I pulled all of the spark plugs and checked them. (I found in the process that I also have an oil leak into the #1 & #2 spark plug tubes. Yay) Here's what the plugs look like. Pay no attention to the oil and the plugs have about 30K or so on them.
1 plug
Plug #2
3 plug
Plug #4
I'm concerned that the #2 plug appears rather clean compared to the other three. I've checked the oil and it looks good, no evidence of coolant. I drove the car to work this week, 40 miles round trip each day, it was down about a third of gallon again so the coolant is going some where. I would think that if I'm dumping that much coolant in #2 that I should see some evidence in the oil. On the other hand, if the coolant seal in the turbo is leaking, I don't see how the coolant is getting into the manifold or how how it would get to the joint between the turbo and the manifold.
I'm at a loss here. Either way, this isn't going to be cheap or easy I expect.
Looks like plug 2 is steam cleaned. I'd do a pressure test on the cooling system and pretty much plan on doing a HG.
Looks like time for a rebuild. At least a head job.
Knurled
UltimaDork
4/26/15 7:22 a.m.
nitro_alltrac wrote:
I've done some research and got some opinions from some of my car buddies and the consensus is that it is either a leaking head gasket dumping coolant into the cylinders
That one.
or the coolant seal in the turbo (Toyota CT26) is leaking and dumping coolant there.
Make note of the people who said this; you may safely ignore anything they say about any technical matters ever. They are so wrong that there aren't words to describe it.
Turbos do not have water seals anywhere. They just have a water jacket around the bearing housing. There are no seals and there is nothing to seal. The only way coolant could get to the exhaust system would be if the housing was cracked, and in that case it would have to first go through the oiling system, and from there go into the exhaust and in that case you would see a lot of oil in your coolant and coolant in yoru oil and giant clouds of blue smoke from the exhaust long before you noticed a little coolant staining on your exhaust manifold.
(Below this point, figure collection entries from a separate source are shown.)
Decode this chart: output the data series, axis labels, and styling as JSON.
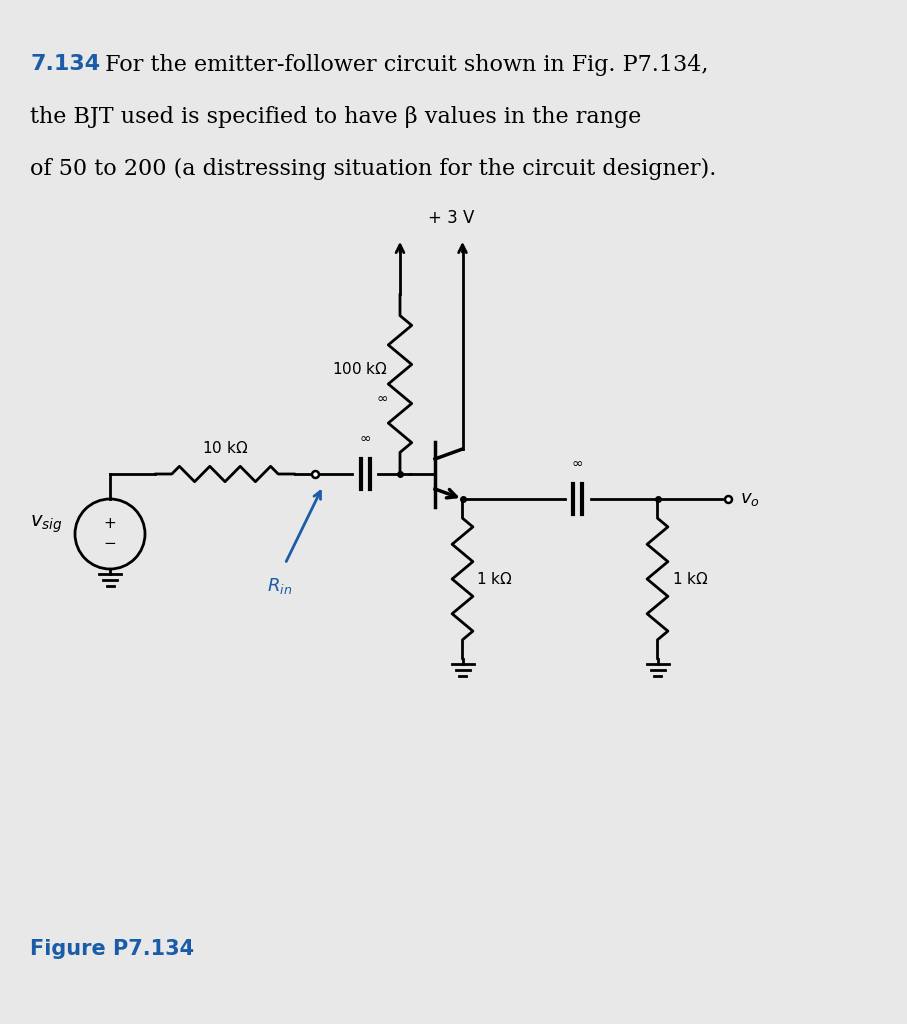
{
  "bg_color": "#e8e8e8",
  "text_color": "#000000",
  "blue_color": "#1a5ca8",
  "title_number": "7.134",
  "title_text": " For the emitter-follower circuit shown in Fig. P7.134,",
  "line2": "the BJT used is specified to have β values in the range",
  "line3": "of 50 to 200 (a distressing situation for the circuit designer).",
  "figure_label": "Figure P7.134",
  "vcc_label": "+ 3 V",
  "inf_symbol": "∞"
}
Which, I hasten to point out, is upstream of the turbo, and failure analysis of blown turbos suggests that exhaust flow doesn't allow anything to go upstream. Downpipes clogged with brown oil soot and manifolds clean, that sort of thing.
In short, you've a cracked head or burnt head gasket, as evidenced by the spark plugs.
Thanks for the input folks. This is what I've been think as well. Just wanted a second opinion.
Knurled, I thought as much about the turbo. I had looked up an exploded parts drawing for the CT26 and couldn't see where there would be coolant seals. It appeared to me that the water passages were cast into the housing. Just wanted additional input on the matter.
So, it looks like I'm off to do the head gasket.